Johnston is trying to record the works that are emerging from the country at this critical time through her website, Myanmar Art Evolution.
On a recent trip to Yangon, representatives from Hong Kong's Asia Art Archive took part in a day-long immersion tour of the art scene in Myanmar's biggest city. The carefully curated itinerary took the group of Young Global Leaders, who were visiting as part of the World Economic Forum, around some of the leading galleries in the city - and posed the question of what these connected, successful people could do for contemporary art in this Southeast Asian nation.
The result: an independent art archive is being proposed by the Hong Kong NGO to store and collect works that have until recently been largely hidden from the world.
But documentation and exposure are not the only hurdles the artists face as their country hurtles towards modernity. At a conference on Myanmar's heritage in June, the deputy culture minister acknowledged that "Myanmar has challenges and opportunities", and that the country "needs to balance between economic and cultural development".
The reality is that the present quasi-civilian government has bigger priorities than helping to organise or fund the arts. There's no national gallery, no foundation, and little or no funding in a public or private capacity. There is a limited infrastructure for artists and official training is possible through just two under-resourced public institutions.
The Myanmese population with disposable incomes also generally have other priorities, and there is little tradition of buying art purely for decorative purposes. There's just a handful of passionate collectors in the country and little art criticism: critical thought was not encouraged in the public education system.
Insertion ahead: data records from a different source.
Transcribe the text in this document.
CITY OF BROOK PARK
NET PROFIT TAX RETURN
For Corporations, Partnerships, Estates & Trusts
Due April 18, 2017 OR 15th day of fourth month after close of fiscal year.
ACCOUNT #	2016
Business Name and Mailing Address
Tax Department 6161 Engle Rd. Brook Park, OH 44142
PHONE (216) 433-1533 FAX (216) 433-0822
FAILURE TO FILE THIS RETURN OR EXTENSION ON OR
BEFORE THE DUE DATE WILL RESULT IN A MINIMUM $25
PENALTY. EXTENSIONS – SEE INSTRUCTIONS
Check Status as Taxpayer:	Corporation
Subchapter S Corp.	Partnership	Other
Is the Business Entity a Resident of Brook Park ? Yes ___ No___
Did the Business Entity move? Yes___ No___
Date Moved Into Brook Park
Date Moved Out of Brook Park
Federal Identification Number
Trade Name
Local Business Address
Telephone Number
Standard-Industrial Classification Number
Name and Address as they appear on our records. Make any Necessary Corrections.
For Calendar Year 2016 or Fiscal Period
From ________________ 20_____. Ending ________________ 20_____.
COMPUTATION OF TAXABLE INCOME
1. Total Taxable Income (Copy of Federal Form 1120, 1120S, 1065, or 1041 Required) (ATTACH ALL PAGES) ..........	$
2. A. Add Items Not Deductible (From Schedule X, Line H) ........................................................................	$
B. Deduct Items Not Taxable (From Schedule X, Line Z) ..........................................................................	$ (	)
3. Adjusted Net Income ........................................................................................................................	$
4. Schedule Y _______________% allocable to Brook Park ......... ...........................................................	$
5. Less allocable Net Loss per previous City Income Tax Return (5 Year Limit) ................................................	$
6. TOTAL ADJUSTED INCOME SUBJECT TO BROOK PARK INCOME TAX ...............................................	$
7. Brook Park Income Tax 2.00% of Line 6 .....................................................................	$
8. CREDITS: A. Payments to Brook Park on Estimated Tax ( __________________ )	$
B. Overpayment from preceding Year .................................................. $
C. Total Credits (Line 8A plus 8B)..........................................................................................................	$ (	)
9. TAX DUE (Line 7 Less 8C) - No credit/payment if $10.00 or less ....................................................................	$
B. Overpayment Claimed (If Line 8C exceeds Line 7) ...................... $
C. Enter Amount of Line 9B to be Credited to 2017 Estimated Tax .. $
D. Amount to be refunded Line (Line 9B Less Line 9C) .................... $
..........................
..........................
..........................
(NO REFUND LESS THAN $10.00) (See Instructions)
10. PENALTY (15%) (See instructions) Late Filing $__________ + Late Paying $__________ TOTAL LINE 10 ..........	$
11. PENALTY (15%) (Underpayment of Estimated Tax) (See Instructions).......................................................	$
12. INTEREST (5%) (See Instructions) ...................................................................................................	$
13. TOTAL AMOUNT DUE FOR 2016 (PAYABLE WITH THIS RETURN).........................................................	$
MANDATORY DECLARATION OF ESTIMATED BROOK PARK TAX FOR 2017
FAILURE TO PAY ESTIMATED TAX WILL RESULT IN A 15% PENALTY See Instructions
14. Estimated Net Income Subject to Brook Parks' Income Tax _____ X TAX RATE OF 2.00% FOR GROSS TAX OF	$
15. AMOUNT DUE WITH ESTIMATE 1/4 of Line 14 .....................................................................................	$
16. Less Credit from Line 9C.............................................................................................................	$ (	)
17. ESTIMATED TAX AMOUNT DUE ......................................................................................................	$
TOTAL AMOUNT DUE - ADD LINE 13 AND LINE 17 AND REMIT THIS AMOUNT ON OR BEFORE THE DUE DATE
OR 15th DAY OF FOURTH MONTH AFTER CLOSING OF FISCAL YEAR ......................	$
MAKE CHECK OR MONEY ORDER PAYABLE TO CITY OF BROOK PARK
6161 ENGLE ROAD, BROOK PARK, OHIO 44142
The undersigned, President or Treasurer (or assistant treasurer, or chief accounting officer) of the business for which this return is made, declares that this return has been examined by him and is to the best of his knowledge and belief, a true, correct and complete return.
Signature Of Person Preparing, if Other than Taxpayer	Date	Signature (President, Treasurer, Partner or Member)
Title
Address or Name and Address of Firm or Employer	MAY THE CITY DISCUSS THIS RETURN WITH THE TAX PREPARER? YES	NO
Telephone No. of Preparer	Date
Prices have been kept unnaturally low largely because of the underdeveloped and sanctioned bank system, with paintings going for as little as US$250 to US$1,500. With bank machines now present in most big cities and credit card use possible, impulse purchases have been made possible in ways they were not before. Visitor numbers are rising, including more business people, NGO workers and art professionals.
With a 30 per cent surge in visitors to the country last year, a new art market has been created.
"The fear is that with Myanmar opening up some artists may go the way many Vietnamese artists went," says Karin Weber, a gallerist in Hong Kong who imports art from Myanmar. Vietnam has become known for its forgeries and copies.
"[The influx of foreigners] has been a big stimulant to the art scene," says Pattison.
However, prices do not reflect this yet and a balance must be found between marketing to tourists and creating a genuine contemporary movement.
Five must-see galleries in Yangon:
Owned by Gill Pattison who has been championing Myanmese art since 2005. River Two, its second location near Strand Hotel, will open in early August. The new space will allow for more rotating exhibitions, installations and performances.
Myanmese artist Aung Soe Min and his American wife, Nance, have created a hive of activity for a growing number of artists and expatriates. They hope to one day establish an artists' village outside the city.
Not to be confused with the gallery of a similar name run by former intelligence chief Khin Nyunt, Nawaday Thingalar is an offshoot of the Pansodan clan and exhibits a younger wave of artists in a tiny apartment on Yaw Min Gyi Road. There are monthly open-mic nights.
Inya Art Gallery
Founded in 1989, this gallery was for a long time the only independent artist-run gallery of its kind. It now displays the works of a group of 20 artists on rotation.
New Zero Gallery
A non-profit artists' studio that provides materials and a base for anyone who wants to join. Upstairs boasts one of the best collections of books on art around.